What it does This repo runs the same speech-to-text workloads across ten engines—cloud giants (Amazon, Google, Azure, IBM), open-source favorites (Whisper, Whisper.cpp, Vosk, Moonshine), and Picovoice’s own Cheetah and Leopard—then scores them on identical metrics. It supports seven languages and six public datasets including LibriSpeech, Common Voice, and FLEURS.

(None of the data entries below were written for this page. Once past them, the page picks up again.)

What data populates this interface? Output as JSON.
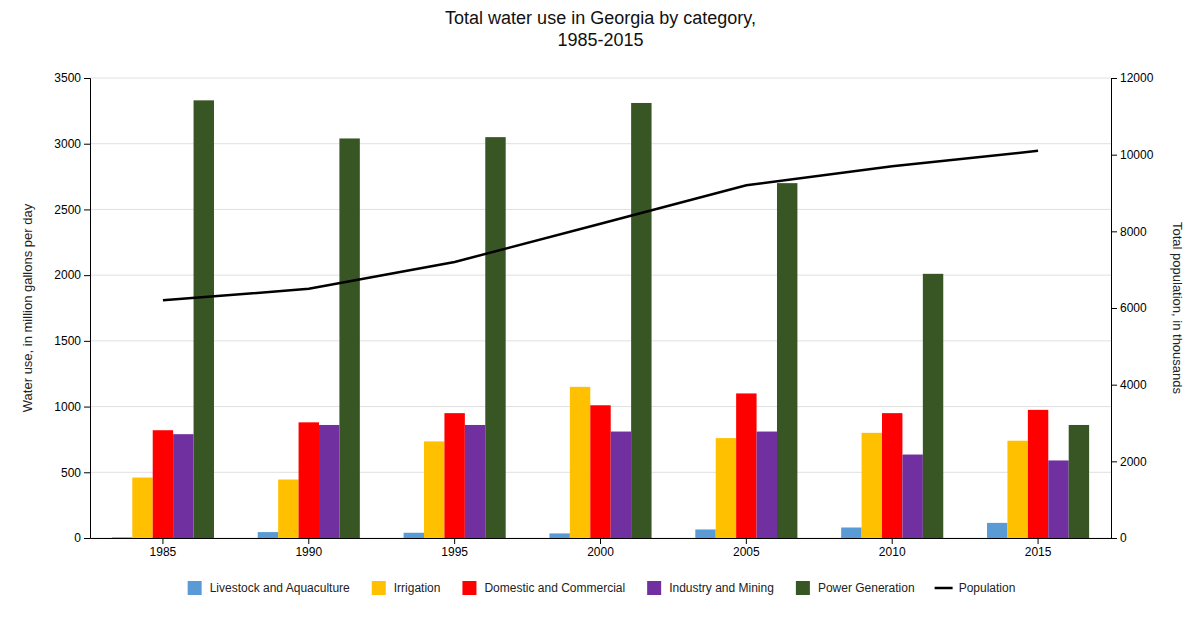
{
  "chart_data": {
    "type": "bar",
    "title": "Total water use in Georgia by category,\n1985-2015",
    "categories": [
      1985,
      1990,
      1995,
      2000,
      2005,
      2010,
      2015
    ],
    "series": [
      {
        "name": "Livestock and Aquaculture",
        "color": "#5B9BD5",
        "values": [
          5,
          45,
          40,
          35,
          65,
          80,
          115
        ]
      },
      {
        "name": "Irrigation",
        "color": "#FFC000",
        "values": [
          460,
          445,
          735,
          1150,
          760,
          800,
          740
        ]
      },
      {
        "name": "Domestic and Commercial",
        "color": "#FF0000",
        "values": [
          820,
          880,
          950,
          1010,
          1100,
          950,
          975
        ]
      },
      {
        "name": "Industry and Mining",
        "color": "#7030A0",
        "values": [
          790,
          860,
          860,
          810,
          810,
          635,
          590
        ]
      },
      {
        "name": "Power Generation",
        "color": "#375623",
        "values": [
          3330,
          3040,
          3050,
          3310,
          2700,
          2010,
          860
        ]
      },
      {
        "name": "Population",
        "type": "line",
        "axis": "y2",
        "color": "#000000",
        "values": [
          6200,
          6500,
          7200,
          8200,
          9200,
          9700,
          10100
        ]
      }
    ],
    "ylabel": "Water use, in million gallons per day",
    "y2label": "Total population, in thousands",
    "ylim": [
      0,
      3500
    ],
    "yticks": [
      0,
      500,
      1000,
      1500,
      2000,
      2500,
      3000,
      3500
    ],
    "y2lim": [
      0,
      12000
    ],
    "y2ticks": [
      0,
      2000,
      4000,
      6000,
      8000,
      10000,
      12000
    ],
    "grid": true,
    "legend": "bottom"
  }
}
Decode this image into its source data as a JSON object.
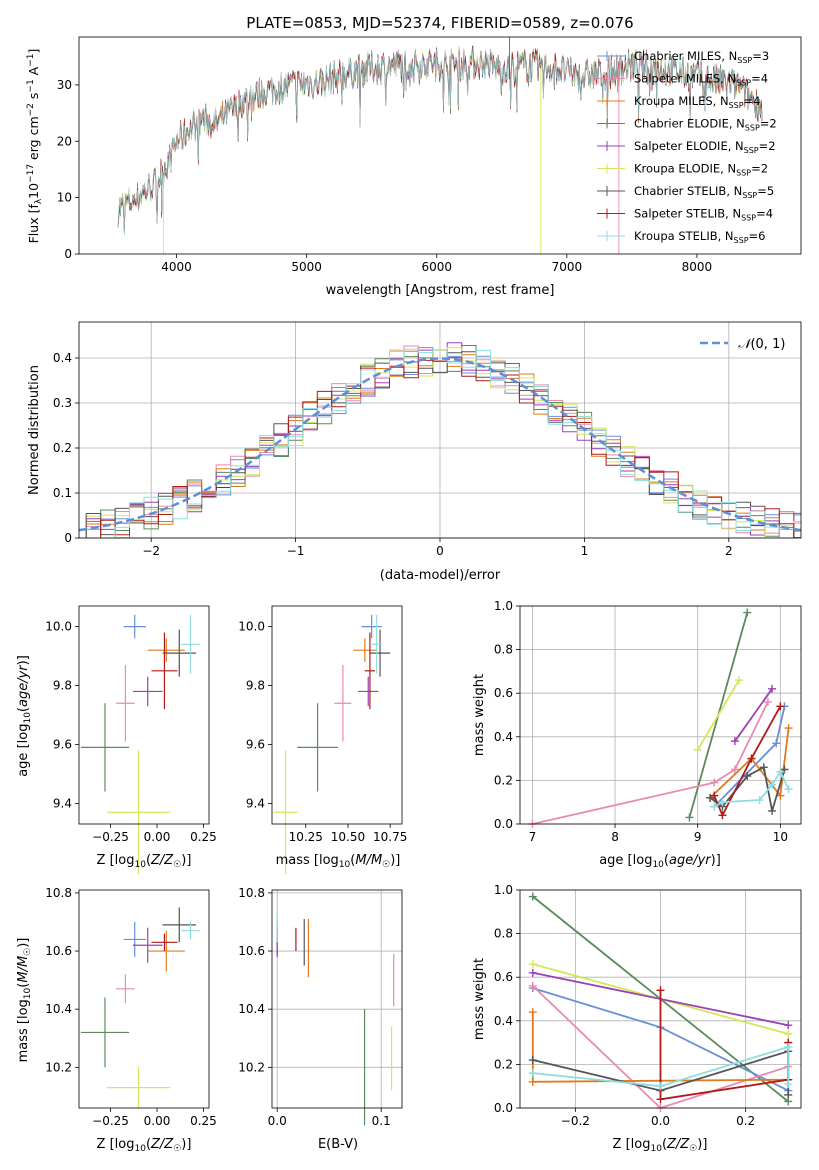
{
  "figure": {
    "title": "PLATE=0853, MJD=52374, FIBERID=0589, z=0.076"
  },
  "colors": {
    "chabrier_miles": "#6a8fd8",
    "salpeter_miles": "#e98ab0",
    "kroupa_miles": "#e07a1f",
    "chabrier_elodie": "#5b8a5b",
    "salpeter_elodie": "#9d3fb5",
    "kroupa_elodie": "#d4e65a",
    "chabrier_stelib": "#555555",
    "salpeter_stelib": "#b01a1a",
    "kroupa_stelib": "#8fdde0",
    "normal": "#5b8fd8"
  },
  "chart_data": [
    {
      "type": "line",
      "title": "PLATE=0853, MJD=52374, FIBERID=0589, z=0.076",
      "xlabel": "wavelength [Angstrom, rest frame]",
      "ylabel": "Flux [f_λ 10^-17 erg cm^-2 s^-1 A^-1]",
      "xlim": [
        3250,
        8800
      ],
      "ylim": [
        0,
        38.5
      ],
      "xticks": [
        4000,
        5000,
        6000,
        7000,
        8000
      ],
      "yticks": [
        0,
        10,
        20,
        30
      ],
      "legend_position": "top-right",
      "legend": [
        {
          "name": "Chabrier MILES",
          "nssp": "3",
          "color_key": "chabrier_miles"
        },
        {
          "name": "Salpeter MILES",
          "nssp": "4",
          "color_key": "salpeter_miles"
        },
        {
          "name": "Kroupa MILES",
          "nssp": "4",
          "color_key": "kroupa_miles"
        },
        {
          "name": "Chabrier ELODIE",
          "nssp": "2",
          "color_key": "chabrier_elodie"
        },
        {
          "name": "Salpeter ELODIE",
          "nssp": "2",
          "color_key": "salpeter_elodie"
        },
        {
          "name": "Kroupa ELODIE",
          "nssp": "2",
          "color_key": "kroupa_elodie"
        },
        {
          "name": "Chabrier STELIB",
          "nssp": "5",
          "color_key": "chabrier_stelib"
        },
        {
          "name": "Salpeter STELIB",
          "nssp": "4",
          "color_key": "salpeter_stelib"
        },
        {
          "name": "Kroupa STELIB",
          "nssp": "6",
          "color_key": "kroupa_stelib"
        }
      ],
      "continuum": [
        [
          3550,
          8
        ],
        [
          3700,
          10
        ],
        [
          3850,
          13
        ],
        [
          3950,
          17
        ],
        [
          4000,
          20
        ],
        [
          4100,
          22
        ],
        [
          4200,
          24
        ],
        [
          4300,
          23
        ],
        [
          4500,
          27
        ],
        [
          4700,
          29
        ],
        [
          4900,
          30
        ],
        [
          5100,
          30.5
        ],
        [
          5300,
          32
        ],
        [
          5500,
          33
        ],
        [
          5700,
          33.5
        ],
        [
          5900,
          34
        ],
        [
          6100,
          33.5
        ],
        [
          6300,
          34
        ],
        [
          6500,
          33
        ],
        [
          6700,
          33.5
        ],
        [
          6900,
          33
        ],
        [
          7100,
          31.5
        ],
        [
          7300,
          32
        ],
        [
          7500,
          33.5
        ],
        [
          7700,
          33
        ],
        [
          7900,
          32
        ],
        [
          8100,
          31
        ],
        [
          8300,
          30
        ],
        [
          8500,
          26
        ]
      ]
    },
    {
      "type": "line",
      "xlabel": "(data-model)/error",
      "ylabel": "Normed distribution",
      "xlim": [
        -2.5,
        2.5
      ],
      "ylim": [
        0,
        0.48
      ],
      "xticks": [
        -2,
        -1,
        0,
        1,
        2
      ],
      "yticks": [
        0.0,
        0.1,
        0.2,
        0.3,
        0.4
      ],
      "legend": "N(0, 1)",
      "legend_position": "top-right",
      "bin_width": 0.1
    },
    {
      "type": "scatter",
      "xlabel": "Z [log10(Z/Z☉)]",
      "ylabel": "age [log10(age/yr)]",
      "xlim": [
        -0.42,
        0.28
      ],
      "ylim": [
        9.33,
        10.07
      ],
      "xticks": [
        "−0.25",
        "0.00",
        "0.25"
      ],
      "yticks": [
        "9.4",
        "9.6",
        "9.8",
        "10.0"
      ],
      "points": [
        {
          "color": "chabrier_miles",
          "x": -0.12,
          "xerr": 0.06,
          "y": 10.0,
          "yerr": 0.04
        },
        {
          "color": "salpeter_miles",
          "x": -0.17,
          "xerr": 0.05,
          "y": 9.74,
          "yerr": 0.13
        },
        {
          "color": "kroupa_miles",
          "x": 0.05,
          "xerr": 0.1,
          "y": 9.92,
          "yerr": 0.04
        },
        {
          "color": "chabrier_elodie",
          "x": -0.28,
          "xerr": 0.13,
          "y": 9.59,
          "yerr": 0.15
        },
        {
          "color": "salpeter_elodie",
          "x": -0.05,
          "xerr": 0.08,
          "y": 9.78,
          "yerr": 0.05
        },
        {
          "color": "kroupa_elodie",
          "x": -0.1,
          "xerr": 0.17,
          "y": 9.37,
          "yerr": 0.21
        },
        {
          "color": "chabrier_stelib",
          "x": 0.12,
          "xerr": 0.09,
          "y": 9.91,
          "yerr": 0.08
        },
        {
          "color": "salpeter_stelib",
          "x": 0.04,
          "xerr": 0.07,
          "y": 9.85,
          "yerr": 0.13
        },
        {
          "color": "kroupa_stelib",
          "x": 0.18,
          "xerr": 0.05,
          "y": 9.94,
          "yerr": 0.1
        }
      ]
    },
    {
      "type": "scatter",
      "xlabel": "mass [log10(M/M☉)]",
      "xlim": [
        10.05,
        10.82
      ],
      "ylim": [
        9.33,
        10.07
      ],
      "xticks": [
        "10.25",
        "10.50",
        "10.75"
      ],
      "yticks": [
        "9.4",
        "9.6",
        "9.8",
        "10.0"
      ],
      "points": [
        {
          "color": "chabrier_miles",
          "x": 10.64,
          "xerr": 0.06,
          "y": 10.0,
          "yerr": 0.04
        },
        {
          "color": "salpeter_miles",
          "x": 10.47,
          "xerr": 0.05,
          "y": 9.74,
          "yerr": 0.13
        },
        {
          "color": "kroupa_miles",
          "x": 10.6,
          "xerr": 0.07,
          "y": 9.92,
          "yerr": 0.04
        },
        {
          "color": "chabrier_elodie",
          "x": 10.32,
          "xerr": 0.12,
          "y": 9.59,
          "yerr": 0.15
        },
        {
          "color": "salpeter_elodie",
          "x": 10.62,
          "xerr": 0.06,
          "y": 9.78,
          "yerr": 0.05
        },
        {
          "color": "kroupa_elodie",
          "x": 10.13,
          "xerr": 0.07,
          "y": 9.37,
          "yerr": 0.21
        },
        {
          "color": "chabrier_stelib",
          "x": 10.69,
          "xerr": 0.06,
          "y": 9.91,
          "yerr": 0.08
        },
        {
          "color": "salpeter_stelib",
          "x": 10.63,
          "xerr": 0.03,
          "y": 9.85,
          "yerr": 0.13
        },
        {
          "color": "kroupa_stelib",
          "x": 10.67,
          "xerr": 0.03,
          "y": 9.94,
          "yerr": 0.1
        }
      ]
    },
    {
      "type": "line",
      "xlabel": "age [log10(age/yr)]",
      "ylabel": "mass weight",
      "xlim": [
        6.85,
        10.25
      ],
      "ylim": [
        0,
        1.0
      ],
      "xticks": [
        7,
        8,
        9,
        10
      ],
      "yticks": [
        "0.0",
        "0.2",
        "0.4",
        "0.6",
        "0.8",
        "1.0"
      ],
      "series": [
        {
          "color": "chabrier_elodie",
          "x": [
            8.9,
            9.6
          ],
          "y": [
            0.03,
            0.97
          ]
        },
        {
          "color": "kroupa_elodie",
          "x": [
            9.0,
            9.5
          ],
          "y": [
            0.34,
            0.66
          ]
        },
        {
          "color": "salpeter_elodie",
          "x": [
            9.45,
            9.9
          ],
          "y": [
            0.38,
            0.62
          ]
        },
        {
          "color": "salpeter_miles",
          "x": [
            7.0,
            9.2,
            9.45,
            9.85
          ],
          "y": [
            0.0,
            0.19,
            0.25,
            0.56
          ]
        },
        {
          "color": "chabrier_miles",
          "x": [
            9.2,
            9.95,
            10.05
          ],
          "y": [
            0.08,
            0.37,
            0.54
          ]
        },
        {
          "color": "kroupa_miles",
          "x": [
            9.15,
            9.65,
            10.0,
            10.1
          ],
          "y": [
            0.12,
            0.3,
            0.13,
            0.44
          ]
        },
        {
          "color": "chabrier_stelib",
          "x": [
            9.15,
            9.3,
            9.6,
            9.8,
            9.9,
            10.05
          ],
          "y": [
            0.12,
            0.08,
            0.22,
            0.26,
            0.06,
            0.25
          ]
        },
        {
          "color": "salpeter_stelib",
          "x": [
            9.2,
            9.3,
            9.65,
            10.0
          ],
          "y": [
            0.13,
            0.04,
            0.3,
            0.54
          ]
        },
        {
          "color": "kroupa_stelib",
          "x": [
            9.2,
            9.3,
            9.75,
            9.9,
            10.0,
            10.1
          ],
          "y": [
            0.08,
            0.1,
            0.11,
            0.18,
            0.24,
            0.16
          ]
        }
      ]
    },
    {
      "type": "scatter",
      "xlabel": "Z [log10(Z/Z☉)]",
      "ylabel": "mass [log10(M/M☉)]",
      "xlim": [
        -0.42,
        0.28
      ],
      "ylim": [
        10.06,
        10.81
      ],
      "xticks": [
        "−0.25",
        "0.00",
        "0.25"
      ],
      "yticks": [
        "10.2",
        "10.4",
        "10.6",
        "10.8"
      ],
      "points": [
        {
          "color": "chabrier_miles",
          "x": -0.12,
          "xerr": 0.06,
          "y": 10.64,
          "yerr": 0.06
        },
        {
          "color": "salpeter_miles",
          "x": -0.17,
          "xerr": 0.05,
          "y": 10.47,
          "yerr": 0.05
        },
        {
          "color": "kroupa_miles",
          "x": 0.05,
          "xerr": 0.1,
          "y": 10.6,
          "yerr": 0.07
        },
        {
          "color": "chabrier_elodie",
          "x": -0.28,
          "xerr": 0.13,
          "y": 10.32,
          "yerr": 0.12
        },
        {
          "color": "salpeter_elodie",
          "x": -0.05,
          "xerr": 0.08,
          "y": 10.62,
          "yerr": 0.06
        },
        {
          "color": "kroupa_elodie",
          "x": -0.1,
          "xerr": 0.17,
          "y": 10.13,
          "yerr": 0.07
        },
        {
          "color": "chabrier_stelib",
          "x": 0.12,
          "xerr": 0.09,
          "y": 10.69,
          "yerr": 0.06
        },
        {
          "color": "salpeter_stelib",
          "x": 0.04,
          "xerr": 0.07,
          "y": 10.63,
          "yerr": 0.03
        },
        {
          "color": "kroupa_stelib",
          "x": 0.18,
          "xerr": 0.05,
          "y": 10.67,
          "yerr": 0.03
        }
      ]
    },
    {
      "type": "scatter",
      "xlabel": "E(B-V)",
      "xlim": [
        -0.005,
        0.12
      ],
      "ylim": [
        10.06,
        10.81
      ],
      "xticks": [
        "0.0",
        "0.1"
      ],
      "yticks": [
        "10.2",
        "10.4",
        "10.6",
        "10.8"
      ],
      "points": [
        {
          "color": "chabrier_miles",
          "x": 0.0,
          "xerr": 0,
          "y": 10.64,
          "yerr": 0.06
        },
        {
          "color": "salpeter_miles",
          "x": 0.112,
          "xerr": 0,
          "y": 10.5,
          "yerr": 0.09
        },
        {
          "color": "kroupa_miles",
          "x": 0.03,
          "xerr": 0,
          "y": 10.61,
          "yerr": 0.1
        },
        {
          "color": "chabrier_elodie",
          "x": 0.084,
          "xerr": 0,
          "y": 10.2,
          "yerr": 0.2
        },
        {
          "color": "salpeter_elodie",
          "x": 0.0,
          "xerr": 0,
          "y": 10.63,
          "yerr": 0.05
        },
        {
          "color": "kroupa_elodie",
          "x": 0.11,
          "xerr": 0,
          "y": 10.23,
          "yerr": 0.11
        },
        {
          "color": "chabrier_stelib",
          "x": 0.026,
          "xerr": 0,
          "y": 10.63,
          "yerr": 0.08
        },
        {
          "color": "salpeter_stelib",
          "x": 0.018,
          "xerr": 0,
          "y": 10.64,
          "yerr": 0.04
        },
        {
          "color": "kroupa_stelib",
          "x": 0.0,
          "xerr": 0,
          "y": 10.68,
          "yerr": 0.05
        }
      ]
    },
    {
      "type": "line",
      "xlabel": "Z [log10(Z/Z☉)]",
      "ylabel": "mass weight",
      "xlim": [
        -0.33,
        0.33
      ],
      "ylim": [
        0,
        1.0
      ],
      "xticks": [
        "−0.2",
        "0.0",
        "0.2"
      ],
      "yticks": [
        "0.0",
        "0.2",
        "0.4",
        "0.6",
        "0.8",
        "1.0"
      ],
      "series": [
        {
          "color": "chabrier_elodie",
          "x": [
            -0.3,
            0.3
          ],
          "y": [
            0.97,
            0.03
          ]
        },
        {
          "color": "kroupa_elodie",
          "x": [
            -0.3,
            0.3
          ],
          "y": [
            0.66,
            0.34
          ]
        },
        {
          "color": "salpeter_elodie",
          "x": [
            -0.3,
            0.3
          ],
          "y": [
            0.62,
            0.38
          ]
        },
        {
          "color": "chabrier_miles",
          "x": [
            -0.3,
            0.0,
            0.3
          ],
          "y": [
            0.55,
            0.37,
            0.08
          ]
        },
        {
          "color": "salpeter_miles",
          "x": [
            -0.3,
            0.0,
            0.3
          ],
          "y": [
            0.56,
            0.0,
            0.19
          ]
        },
        {
          "color": "kroupa_miles",
          "x": [
            -0.3,
            -0.3,
            0.3,
            0.3
          ],
          "y": [
            0.44,
            0.12,
            0.13,
            0.3
          ]
        },
        {
          "color": "chabrier_stelib",
          "x": [
            -0.3,
            0.0,
            0.3,
            0.3
          ],
          "y": [
            0.22,
            0.08,
            0.26,
            0.06
          ]
        },
        {
          "color": "salpeter_stelib",
          "x": [
            0.0,
            0.0,
            0.3,
            0.3
          ],
          "y": [
            0.54,
            0.04,
            0.13,
            0.3
          ]
        },
        {
          "color": "kroupa_stelib",
          "x": [
            -0.3,
            0.0,
            0.3,
            0.3
          ],
          "y": [
            0.16,
            0.1,
            0.28,
            0.11
          ]
        }
      ]
    }
  ]
}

The interesting bit Most benchmarks are blog-post marketing dressed in charts. This one at least forces every engine through the same pipeline, measuring not just word error rate but punctuation accuracy, CPU core-hours, model size, and streaming latency. The “punctuation error rate” metric is a nice touch—periods and question marks matter more than WER alone admits.
Key highlights
- Evaluates WER, PER (punctuation error rate), core-hour efficiency, model size, and word emission latency
- Supports streaming and batch modes where engines offer both
- Covers EN, FR, DE, ES, IT, PT_BR, PT_PT across six standard datasets
- Includes alignment-generation tooling for latency measurement
- Single Python script per engine; Ubuntu 22.04 is the tested platform
Caveats
- Picovoice’s own engines are in the mix; the framework is maintained by Picovoice
- Some engines are English-only (IBM Watson, Moonshine, Vosk)
- Cloud engines require live credentials and incur real costs to benchmark
- Core-hour and model size metrics are omitted for cloud APIs, making apples-to-apples efficiency comparisons incomplete
Verdict Useful if you’re choosing between STT engines and need numbers beyond vendor datasheets. Less useful if you want fully automated, cost-free runs—cloud credentials and dataset downloads are on you.